В тот день, когда свыше трехсот снарядов было выпущено по Мадриду и центр города превратился в усеянную осколками стекла, засыпанную кирпичной пылью, дымящуюся бойню, Ипполито поставил машину под прикрытие высокого здания в узком переулке возле отеля. Место казалось вполне надежным и, посидев немного в моей комнате, глядя, как я работаю, и окончательно соскучившись, он сказал, что сойдет вниз и сядет в машину. Не прошло и десяти минут, как шестидюймовый снаряд попал точно в угол, образуемый стеной отеля и тротуаром. Он глубоко вошел в землю и не разорвался. Разорвись он — того, что осталось бы от Ипполито и машины, не хватило бы на фотографический снимок. Они находились в пятнадцати футах от того места, где упал снаряд. Я выглянул в окно, увидел, что все благополучно, и сбежал вниз.
— Ну как? — Сознаюсь, я несколько задыхался.
— Отлично, — сказал он.
— Отведите машину поглубже в переулок.
— Глупости, — сказал он. — И в тысячу лет сюда больше не попадет ни один снаряд. А кроме того, он не разорвался.
— Отведите машину поглубже в переулок.
— Что с вами? — спросил он. — Испугались?
— Надо быть благоразумным.
— Идите работать, — сказал он. — Не беспокойтесь обо мне. Подробности этого дня несколько путались в моей памяти, ибо после девятнадцати дней непрерывного обстрела из тяжелых орудий события одного дня легко перемещаются в другой, но во втором часу огонь прекратился, и мы решили пойти пообедать в отель «Гран-Виа», кварталах в шести от нас. Я хотел добраться туда крайне извилистым и весьма надежным путем, используя углы наименьшей опасности, но Ипполито спросил меня:
— Куда вы идете?
— Поесть.
— Садитесь в машину.
— Вы с ума сошли.
— Садитесь, мы проедем по Гран-Виа. Огонь прекратился. Они тоже обедают.

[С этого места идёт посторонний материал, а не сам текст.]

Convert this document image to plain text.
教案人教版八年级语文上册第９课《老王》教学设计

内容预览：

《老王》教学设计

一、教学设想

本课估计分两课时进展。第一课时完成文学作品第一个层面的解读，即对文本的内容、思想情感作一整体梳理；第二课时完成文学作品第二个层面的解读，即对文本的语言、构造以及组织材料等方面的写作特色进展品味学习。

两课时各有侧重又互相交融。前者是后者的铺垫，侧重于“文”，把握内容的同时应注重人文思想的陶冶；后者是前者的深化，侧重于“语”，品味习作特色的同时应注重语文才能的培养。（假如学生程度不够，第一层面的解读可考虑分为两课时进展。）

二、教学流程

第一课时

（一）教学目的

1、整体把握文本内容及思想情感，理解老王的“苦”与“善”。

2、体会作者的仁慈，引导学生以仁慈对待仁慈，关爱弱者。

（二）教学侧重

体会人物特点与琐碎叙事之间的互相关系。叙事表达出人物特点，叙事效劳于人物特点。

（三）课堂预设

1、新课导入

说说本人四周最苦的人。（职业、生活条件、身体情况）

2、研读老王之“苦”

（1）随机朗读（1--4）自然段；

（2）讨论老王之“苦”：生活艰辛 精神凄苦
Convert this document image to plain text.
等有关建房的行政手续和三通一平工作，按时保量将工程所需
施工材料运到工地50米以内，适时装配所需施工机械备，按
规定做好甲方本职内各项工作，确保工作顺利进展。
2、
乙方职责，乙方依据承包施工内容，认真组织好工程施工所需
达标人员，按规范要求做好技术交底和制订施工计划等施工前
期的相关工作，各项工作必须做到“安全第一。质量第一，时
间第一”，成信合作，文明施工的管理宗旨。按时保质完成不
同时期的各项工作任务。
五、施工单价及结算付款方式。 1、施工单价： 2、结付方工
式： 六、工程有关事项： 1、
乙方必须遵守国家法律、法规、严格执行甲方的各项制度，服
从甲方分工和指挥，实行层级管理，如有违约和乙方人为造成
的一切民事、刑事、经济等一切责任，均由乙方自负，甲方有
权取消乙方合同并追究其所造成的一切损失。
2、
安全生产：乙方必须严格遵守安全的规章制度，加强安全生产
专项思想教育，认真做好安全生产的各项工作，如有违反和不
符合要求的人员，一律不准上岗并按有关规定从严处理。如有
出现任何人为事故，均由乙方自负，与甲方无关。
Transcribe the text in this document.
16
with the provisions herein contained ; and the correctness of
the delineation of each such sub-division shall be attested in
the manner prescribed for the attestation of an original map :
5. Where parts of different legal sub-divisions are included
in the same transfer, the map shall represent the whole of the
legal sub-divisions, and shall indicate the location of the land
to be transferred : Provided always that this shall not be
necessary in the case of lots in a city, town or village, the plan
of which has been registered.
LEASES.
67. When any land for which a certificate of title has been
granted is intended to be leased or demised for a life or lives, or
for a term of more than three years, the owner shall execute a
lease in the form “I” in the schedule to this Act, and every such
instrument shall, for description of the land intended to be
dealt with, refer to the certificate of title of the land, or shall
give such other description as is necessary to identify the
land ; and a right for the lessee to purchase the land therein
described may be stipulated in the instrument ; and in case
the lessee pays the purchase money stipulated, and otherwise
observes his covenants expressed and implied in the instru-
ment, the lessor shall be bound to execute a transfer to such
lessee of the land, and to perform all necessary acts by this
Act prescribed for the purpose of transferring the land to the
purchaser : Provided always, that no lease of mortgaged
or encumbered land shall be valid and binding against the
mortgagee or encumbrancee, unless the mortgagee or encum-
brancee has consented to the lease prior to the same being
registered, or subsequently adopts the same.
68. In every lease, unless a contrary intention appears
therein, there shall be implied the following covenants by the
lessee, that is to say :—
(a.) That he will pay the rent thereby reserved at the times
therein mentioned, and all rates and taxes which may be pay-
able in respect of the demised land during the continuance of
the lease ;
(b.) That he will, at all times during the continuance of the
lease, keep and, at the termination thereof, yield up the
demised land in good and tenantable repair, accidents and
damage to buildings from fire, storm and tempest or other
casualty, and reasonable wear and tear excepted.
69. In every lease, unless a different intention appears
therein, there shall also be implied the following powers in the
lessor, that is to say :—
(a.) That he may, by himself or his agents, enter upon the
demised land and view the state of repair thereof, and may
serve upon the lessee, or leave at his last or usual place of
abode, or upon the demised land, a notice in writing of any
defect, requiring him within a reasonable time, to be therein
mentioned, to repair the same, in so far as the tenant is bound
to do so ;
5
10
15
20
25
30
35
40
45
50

Мы вчетвером сели в машину и поехали по Гран-Виа. Улица была сплошь покрыта осколками стекла. На тротуарах зияли глубокие воронки. Много зданий было разрушено, и для того, чтобы попасть в ресторан, нам пришлось обойти груду щебня и обвалившийся каменный карниз. Ни души не было на этой улице, обычно столь же оживленной, как Пятая авеню и Бродвей, вместе взятые. Было много мертвых. Других машин, кроме нашей, не было видно.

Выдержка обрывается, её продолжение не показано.